また、市場の需要動向予測に基づき生産・販売・在庫計画を一元管理するGDM(グローバル・ディマンドチェーン・マネジメント)においても、基幹システムの再構築を含め、設計・調達・生産・物流・販売の各部門の連携緊密化による予測精度の向上とプロセス管理の最適化を加速させ、期中を通した棚卸資産の圧縮、物流コストの低減、リードタイム短縮によるムダの削減と資金効率改善を一層進めてまいります。
併せて、大規模災害などの発生に備え、調達先の分散や生産拠点の相互補完等を視野に入れたBCM(事業継続マネジメント)の強化を図ってまいります。
(3)環境対応
世界的な環境対策の要請に応じ、より省エネ性能の高い商品を、より環境負荷の低い部材や生産方法を通じて提供するとともに、第7期環境行動計画に基づき、国内・海外の全拠点において、環境負荷の低減に努めてまいります。また、子会社を通じた使用済み家電のリサイクル等、環境に配慮した事業活動を引き続き推進してまいります。
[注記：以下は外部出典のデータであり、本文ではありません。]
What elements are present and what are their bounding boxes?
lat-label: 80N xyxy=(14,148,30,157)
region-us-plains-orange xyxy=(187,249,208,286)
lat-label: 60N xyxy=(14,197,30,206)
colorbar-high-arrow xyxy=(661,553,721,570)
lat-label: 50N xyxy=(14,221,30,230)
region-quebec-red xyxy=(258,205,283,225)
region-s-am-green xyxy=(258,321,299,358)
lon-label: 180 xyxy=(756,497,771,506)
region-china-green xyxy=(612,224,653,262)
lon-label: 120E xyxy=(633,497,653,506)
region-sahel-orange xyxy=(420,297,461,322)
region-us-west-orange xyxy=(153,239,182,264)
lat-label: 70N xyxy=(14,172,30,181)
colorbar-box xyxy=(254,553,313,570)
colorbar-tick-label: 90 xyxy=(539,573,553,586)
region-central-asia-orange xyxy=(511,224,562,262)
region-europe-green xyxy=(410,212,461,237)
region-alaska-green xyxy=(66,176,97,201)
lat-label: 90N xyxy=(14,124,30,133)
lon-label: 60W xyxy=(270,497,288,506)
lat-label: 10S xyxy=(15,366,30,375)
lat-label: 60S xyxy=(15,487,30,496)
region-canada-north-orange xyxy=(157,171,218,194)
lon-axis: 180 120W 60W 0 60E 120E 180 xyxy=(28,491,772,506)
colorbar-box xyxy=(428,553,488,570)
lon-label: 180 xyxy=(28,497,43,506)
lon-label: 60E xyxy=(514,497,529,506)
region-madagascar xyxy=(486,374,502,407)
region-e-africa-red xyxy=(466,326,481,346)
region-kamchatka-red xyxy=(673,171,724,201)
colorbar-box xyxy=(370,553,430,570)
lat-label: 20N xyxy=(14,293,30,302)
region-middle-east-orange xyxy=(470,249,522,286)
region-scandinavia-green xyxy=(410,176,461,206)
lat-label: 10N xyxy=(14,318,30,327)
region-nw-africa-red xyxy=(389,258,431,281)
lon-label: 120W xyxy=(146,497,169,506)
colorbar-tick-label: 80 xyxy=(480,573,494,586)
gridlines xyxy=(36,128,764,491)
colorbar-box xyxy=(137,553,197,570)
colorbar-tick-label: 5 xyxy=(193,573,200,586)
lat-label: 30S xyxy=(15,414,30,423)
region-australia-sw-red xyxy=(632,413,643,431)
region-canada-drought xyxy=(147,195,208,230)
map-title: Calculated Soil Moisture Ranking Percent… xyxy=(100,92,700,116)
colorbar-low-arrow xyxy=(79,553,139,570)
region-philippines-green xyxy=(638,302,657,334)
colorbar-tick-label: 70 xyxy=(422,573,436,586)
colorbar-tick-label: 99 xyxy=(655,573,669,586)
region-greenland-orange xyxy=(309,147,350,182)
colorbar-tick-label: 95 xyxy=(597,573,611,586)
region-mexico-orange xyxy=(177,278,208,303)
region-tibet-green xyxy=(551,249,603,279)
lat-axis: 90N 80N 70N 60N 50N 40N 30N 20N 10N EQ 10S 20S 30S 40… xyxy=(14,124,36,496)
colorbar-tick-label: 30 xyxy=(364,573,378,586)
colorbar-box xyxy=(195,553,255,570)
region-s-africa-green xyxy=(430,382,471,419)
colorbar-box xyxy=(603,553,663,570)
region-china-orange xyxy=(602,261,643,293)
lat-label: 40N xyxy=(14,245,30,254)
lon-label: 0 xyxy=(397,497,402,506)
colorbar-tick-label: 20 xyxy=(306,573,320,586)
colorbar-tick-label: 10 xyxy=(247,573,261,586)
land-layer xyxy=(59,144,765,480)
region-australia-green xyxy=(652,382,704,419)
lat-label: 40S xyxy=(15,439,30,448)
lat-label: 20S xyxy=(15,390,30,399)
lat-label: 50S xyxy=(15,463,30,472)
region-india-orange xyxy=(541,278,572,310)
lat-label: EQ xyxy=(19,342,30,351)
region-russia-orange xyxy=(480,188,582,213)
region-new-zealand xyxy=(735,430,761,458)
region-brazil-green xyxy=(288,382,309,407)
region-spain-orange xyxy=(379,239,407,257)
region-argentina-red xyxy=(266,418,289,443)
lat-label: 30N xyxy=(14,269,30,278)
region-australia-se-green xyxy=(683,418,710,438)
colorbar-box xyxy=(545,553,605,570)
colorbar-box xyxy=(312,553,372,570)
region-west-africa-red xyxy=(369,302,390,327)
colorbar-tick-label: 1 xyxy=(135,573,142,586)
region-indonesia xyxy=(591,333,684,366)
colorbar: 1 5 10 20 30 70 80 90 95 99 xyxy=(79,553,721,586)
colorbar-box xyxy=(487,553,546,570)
上記の取り組みを通じて、継続的な成長と収益力の強化を実現してまいります。
なお、2014年11月、当社は、消防救急無線のデジタル化に係る商品又は役務に関し、独占禁止法違反の疑いがあるとして、公正取引委員会の立ち入り検査を受けました。当社といたしましては、このような事態を厳粛に受け止め、公正取引委員会による調査に全面的に協力するとともに、コンプライアンス体制の一層の強化・充実に努めてまいります。
こうした努力を続けることにより、経営基盤をさらに強化し、お客様や社会からの信頼をより一層強固なものとし、当社グループの継続的な成長をめざして常に自己革新を追求してまいります。